Зачем мы вообще его ищем? сказала Сбо.

Не знаю, эта игра скучная, нам нужны игры получше, сказала Чипо.

Может, будем искать Иисуса, он важнее бен Ладена, сказал Гадноуз.

Иисус еще хуже, никто не может найти Иисуса, даже американцы, сказал Бастард.

Неправда. Мать Костей нашла его, сказала я. Мы немного помолчали, стоя на горе, — неожиданно высокие. Мы смотрели вниз. На лачуги. На красную землю. На Мзиликази. На дома Будапешта вдалеке. Бен Ладен мог быть где угодно.

Мы стояли молча. А солнце жарило нас. Затем Стина бросил свое копье с горы, мы побросали наши и смотрели, как они летят. После Бастард подошел к краю и стал мочиться, и Гадноуз со Стиной тоже. Мы с Чипо и Сбо остались позади и смотрели, как мальчишки выставляют вперед бедра и выстреливают в воздух, — каждый хотел послать свою струю дальше других.

Мы уже забыли думать о бен Ладене и просто шли по Мзиликази, как вдруг увидели Нканку. Нканку долгое время была собакой Борнфри, пока однажды не решила — по причинам, которые мы никогда не узнаем, — что больше она не его собака. С тех пор она бродила по Парадайзу и окрестностям, будто чокнутая, искала, чем поживиться, и даже не реагировала, когда ее звали по имени или свистели. Увидев ее на Мзиликази, мы побежали к ней, крича: Бен Ладен! Бен Ладен!

Может, Нканку слышала нас. Может, не слышала. Она стояла на месте, прямо посреди дороги, склонив голову к чему-то, чего мы не видели; можно было подумать, она молится за страну. И внезапно возник большой грузовик с банановым хлебом. Мы стали махать руками, как очумелые, и кричать изо всех сил Нканку, но без толку. В следующий момент раздалось отвратительное «бух!», и большой грузовик остановился. Пока мы стояли, ошарашенные, он сорвался с места и загрохотал дальше.
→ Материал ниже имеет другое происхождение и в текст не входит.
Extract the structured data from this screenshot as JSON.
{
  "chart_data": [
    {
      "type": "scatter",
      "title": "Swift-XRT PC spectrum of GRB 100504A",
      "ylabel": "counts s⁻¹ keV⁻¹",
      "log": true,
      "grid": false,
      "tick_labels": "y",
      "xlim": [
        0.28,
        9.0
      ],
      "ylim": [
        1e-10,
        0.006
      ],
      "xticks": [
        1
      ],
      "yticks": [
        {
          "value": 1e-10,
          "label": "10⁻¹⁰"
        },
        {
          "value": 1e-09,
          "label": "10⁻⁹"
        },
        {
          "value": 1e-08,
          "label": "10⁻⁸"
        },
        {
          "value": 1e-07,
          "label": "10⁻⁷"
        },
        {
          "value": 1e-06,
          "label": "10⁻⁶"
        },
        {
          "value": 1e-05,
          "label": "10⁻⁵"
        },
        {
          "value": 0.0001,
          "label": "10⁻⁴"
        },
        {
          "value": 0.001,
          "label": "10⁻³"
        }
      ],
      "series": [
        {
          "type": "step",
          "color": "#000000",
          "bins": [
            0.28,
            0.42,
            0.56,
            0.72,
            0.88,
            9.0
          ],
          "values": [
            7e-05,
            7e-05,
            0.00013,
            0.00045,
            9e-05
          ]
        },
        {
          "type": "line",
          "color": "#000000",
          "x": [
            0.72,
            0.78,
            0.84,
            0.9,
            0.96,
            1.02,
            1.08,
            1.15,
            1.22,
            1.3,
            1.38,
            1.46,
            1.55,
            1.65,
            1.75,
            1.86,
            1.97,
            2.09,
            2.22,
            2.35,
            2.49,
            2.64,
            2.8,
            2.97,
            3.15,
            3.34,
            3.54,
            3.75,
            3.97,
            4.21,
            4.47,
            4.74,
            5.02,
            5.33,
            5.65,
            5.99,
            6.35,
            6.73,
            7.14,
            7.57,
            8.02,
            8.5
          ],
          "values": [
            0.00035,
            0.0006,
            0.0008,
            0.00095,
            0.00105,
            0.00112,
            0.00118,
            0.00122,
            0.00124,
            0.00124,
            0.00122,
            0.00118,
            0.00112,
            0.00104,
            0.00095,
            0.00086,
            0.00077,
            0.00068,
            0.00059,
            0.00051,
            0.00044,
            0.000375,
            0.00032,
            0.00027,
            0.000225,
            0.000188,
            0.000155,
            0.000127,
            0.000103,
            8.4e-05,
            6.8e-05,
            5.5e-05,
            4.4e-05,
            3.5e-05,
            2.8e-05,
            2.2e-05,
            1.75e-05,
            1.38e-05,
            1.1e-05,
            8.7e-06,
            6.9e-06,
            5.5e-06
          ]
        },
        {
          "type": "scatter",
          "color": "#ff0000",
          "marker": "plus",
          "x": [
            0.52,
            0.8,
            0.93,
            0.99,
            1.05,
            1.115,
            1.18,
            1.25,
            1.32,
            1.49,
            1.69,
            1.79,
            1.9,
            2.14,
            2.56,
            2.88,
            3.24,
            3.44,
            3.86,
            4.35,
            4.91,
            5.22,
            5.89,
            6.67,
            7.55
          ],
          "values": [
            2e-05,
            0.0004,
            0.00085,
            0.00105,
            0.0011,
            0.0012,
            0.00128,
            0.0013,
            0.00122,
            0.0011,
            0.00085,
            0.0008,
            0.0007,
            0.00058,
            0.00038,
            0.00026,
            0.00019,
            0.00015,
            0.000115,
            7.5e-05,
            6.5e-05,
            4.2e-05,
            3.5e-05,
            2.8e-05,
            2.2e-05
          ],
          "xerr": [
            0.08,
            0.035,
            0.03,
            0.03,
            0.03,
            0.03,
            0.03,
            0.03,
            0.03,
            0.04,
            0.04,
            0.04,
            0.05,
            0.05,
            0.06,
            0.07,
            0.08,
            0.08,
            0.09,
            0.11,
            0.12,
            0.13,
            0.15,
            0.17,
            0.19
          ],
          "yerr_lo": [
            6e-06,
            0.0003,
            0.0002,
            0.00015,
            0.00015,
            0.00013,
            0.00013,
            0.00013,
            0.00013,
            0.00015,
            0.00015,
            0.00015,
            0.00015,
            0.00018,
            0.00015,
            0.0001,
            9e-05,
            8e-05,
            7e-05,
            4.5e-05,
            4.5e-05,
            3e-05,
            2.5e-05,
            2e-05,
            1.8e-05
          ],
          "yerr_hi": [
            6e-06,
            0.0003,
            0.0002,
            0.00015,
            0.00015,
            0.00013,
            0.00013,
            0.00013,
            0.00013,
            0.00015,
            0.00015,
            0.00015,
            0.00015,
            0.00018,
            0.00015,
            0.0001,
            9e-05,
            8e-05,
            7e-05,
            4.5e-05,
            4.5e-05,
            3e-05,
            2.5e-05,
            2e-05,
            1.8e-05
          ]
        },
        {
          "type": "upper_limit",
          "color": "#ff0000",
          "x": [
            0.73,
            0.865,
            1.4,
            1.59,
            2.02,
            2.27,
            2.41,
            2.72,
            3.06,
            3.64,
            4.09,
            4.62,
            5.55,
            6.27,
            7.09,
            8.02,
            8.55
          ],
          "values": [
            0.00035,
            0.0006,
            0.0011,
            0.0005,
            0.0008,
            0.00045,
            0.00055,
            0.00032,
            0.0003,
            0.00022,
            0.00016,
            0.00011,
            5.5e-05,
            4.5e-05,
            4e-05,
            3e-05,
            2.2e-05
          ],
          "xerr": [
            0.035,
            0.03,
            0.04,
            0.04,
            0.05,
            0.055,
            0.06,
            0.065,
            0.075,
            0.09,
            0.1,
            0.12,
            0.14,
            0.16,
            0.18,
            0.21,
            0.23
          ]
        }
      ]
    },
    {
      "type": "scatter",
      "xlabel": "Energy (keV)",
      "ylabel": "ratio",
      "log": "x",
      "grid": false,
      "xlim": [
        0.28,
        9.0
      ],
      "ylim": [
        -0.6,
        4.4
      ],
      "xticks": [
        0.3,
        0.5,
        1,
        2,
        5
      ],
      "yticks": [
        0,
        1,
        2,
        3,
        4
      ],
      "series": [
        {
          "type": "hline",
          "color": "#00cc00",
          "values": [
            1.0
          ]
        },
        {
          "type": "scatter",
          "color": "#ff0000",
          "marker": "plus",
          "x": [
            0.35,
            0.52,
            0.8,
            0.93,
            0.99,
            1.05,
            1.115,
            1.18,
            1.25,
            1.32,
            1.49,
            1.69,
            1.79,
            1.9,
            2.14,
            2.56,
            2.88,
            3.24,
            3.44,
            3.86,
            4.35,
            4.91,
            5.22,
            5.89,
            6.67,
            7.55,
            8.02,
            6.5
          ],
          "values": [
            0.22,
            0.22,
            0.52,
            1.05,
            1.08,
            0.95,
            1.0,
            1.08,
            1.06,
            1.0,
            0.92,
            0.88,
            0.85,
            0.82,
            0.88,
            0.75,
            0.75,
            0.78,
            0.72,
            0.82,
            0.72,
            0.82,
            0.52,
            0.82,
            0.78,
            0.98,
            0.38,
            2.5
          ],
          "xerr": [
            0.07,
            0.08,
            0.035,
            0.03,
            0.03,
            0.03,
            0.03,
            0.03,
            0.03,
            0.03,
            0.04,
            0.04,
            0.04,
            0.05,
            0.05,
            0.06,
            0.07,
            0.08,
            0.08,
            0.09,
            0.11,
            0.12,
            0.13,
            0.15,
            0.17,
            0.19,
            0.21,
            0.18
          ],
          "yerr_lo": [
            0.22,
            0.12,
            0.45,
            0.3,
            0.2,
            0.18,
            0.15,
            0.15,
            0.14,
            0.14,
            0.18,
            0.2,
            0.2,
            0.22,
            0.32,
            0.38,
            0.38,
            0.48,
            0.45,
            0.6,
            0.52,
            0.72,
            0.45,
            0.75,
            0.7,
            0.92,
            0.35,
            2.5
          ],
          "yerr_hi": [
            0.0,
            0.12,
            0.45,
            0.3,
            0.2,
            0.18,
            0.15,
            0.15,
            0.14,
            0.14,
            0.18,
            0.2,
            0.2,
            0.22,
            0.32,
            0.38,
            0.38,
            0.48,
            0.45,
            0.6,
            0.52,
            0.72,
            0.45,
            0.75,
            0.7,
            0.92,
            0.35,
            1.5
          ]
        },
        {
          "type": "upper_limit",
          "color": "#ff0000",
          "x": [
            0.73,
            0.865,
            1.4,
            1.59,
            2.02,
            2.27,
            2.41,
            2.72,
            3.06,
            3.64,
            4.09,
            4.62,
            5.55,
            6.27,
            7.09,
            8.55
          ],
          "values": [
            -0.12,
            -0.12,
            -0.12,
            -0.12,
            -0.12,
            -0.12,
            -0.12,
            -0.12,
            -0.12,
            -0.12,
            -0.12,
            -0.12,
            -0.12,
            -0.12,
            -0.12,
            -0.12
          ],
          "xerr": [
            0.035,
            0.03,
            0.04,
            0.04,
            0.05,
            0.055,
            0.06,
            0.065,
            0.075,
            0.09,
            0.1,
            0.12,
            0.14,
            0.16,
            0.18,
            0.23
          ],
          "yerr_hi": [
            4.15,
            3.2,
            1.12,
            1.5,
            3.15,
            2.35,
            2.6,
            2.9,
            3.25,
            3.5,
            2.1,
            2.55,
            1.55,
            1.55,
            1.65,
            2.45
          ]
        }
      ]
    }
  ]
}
На дороге было что-то красное. Две глубокие борозды, где шины пропахали землю. Беззвучный вопль, утонувший в ложбине свернутого горла. Белый мех, пестреющий красными потеками, словно кто-то неумело пытался его разукрасить. Большие оскаленные зубы. Раздавленное мясо. Длинный розовый язык, облизывающий землю. Вскинутая, словно в приветствии, лапа. Торчащие из живота кости. Выпавший из орбиты глаз (другого я не видела). И чудесный, чудесный запах бананового хлеба.